Dès l’entrée, on est ému par le canard proposé sous forme de terrine et de tranches. L’assiette longiligne évoque un paysage ponctué de saveurs marquées : betterave, prune umeboshi et chou rouge. On applaudit des deux mains les proportions, notamment de protéines, qui ne saturent pas le palais.

En plat, le lieu jaune se délecte d’un miso blanc au yuzu. Le mariage est délicat et gourmand. En accompagnement, une tombée de légumes, carotte et épinards, surplombe une brandade réalisée avec la chair du poisson.

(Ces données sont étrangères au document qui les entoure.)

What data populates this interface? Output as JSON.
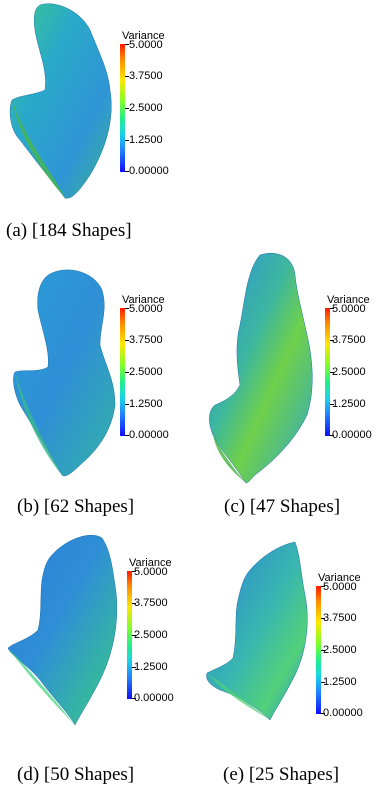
{
  "colorbar": {
    "title": "Variance",
    "ticks": [
      "5.0000",
      "3.7500",
      "2.5000",
      "1.2500",
      "0.00000"
    ],
    "range": [
      0,
      5
    ],
    "colors": [
      "#1010ff",
      "#19d6e6",
      "#22ee88",
      "#7dff2a",
      "#ffe600",
      "#ff1a00"
    ]
  },
  "panels": [
    {
      "caption": "(a) [184 Shapes]"
    },
    {
      "caption": "(b) [62 Shapes]"
    },
    {
      "caption": "(c) [47 Shapes]"
    },
    {
      "caption": "(d) [50 Shapes]"
    },
    {
      "caption": "(e) [25 Shapes]"
    }
  ]
}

Le dessert, quant à lui, associe chocolat blanc sans lourdeur, un vrai nuage, et gamme d’agrumes sur fond de crumble. Les notes de bergamote de citron intense remontent au palais comme des souvenirs d’enfance. Un service bienveillant et une carte de vins courte mais parfaitement balancée – Domaine Pignier, Elisabeth Rücker… – achèvent de faire de cette adresse un rendez-vous incontournable en Brabant wallon.

64, chaussée de Bruxelles, à 1410 Waterloo. Tél. : 02 673 03 81. www.enishi.be Ouvert de 19h à 21h, ainsi que le jeudi et le vendredi, de 12h à 14h. Fermé le dimanche et le lundi.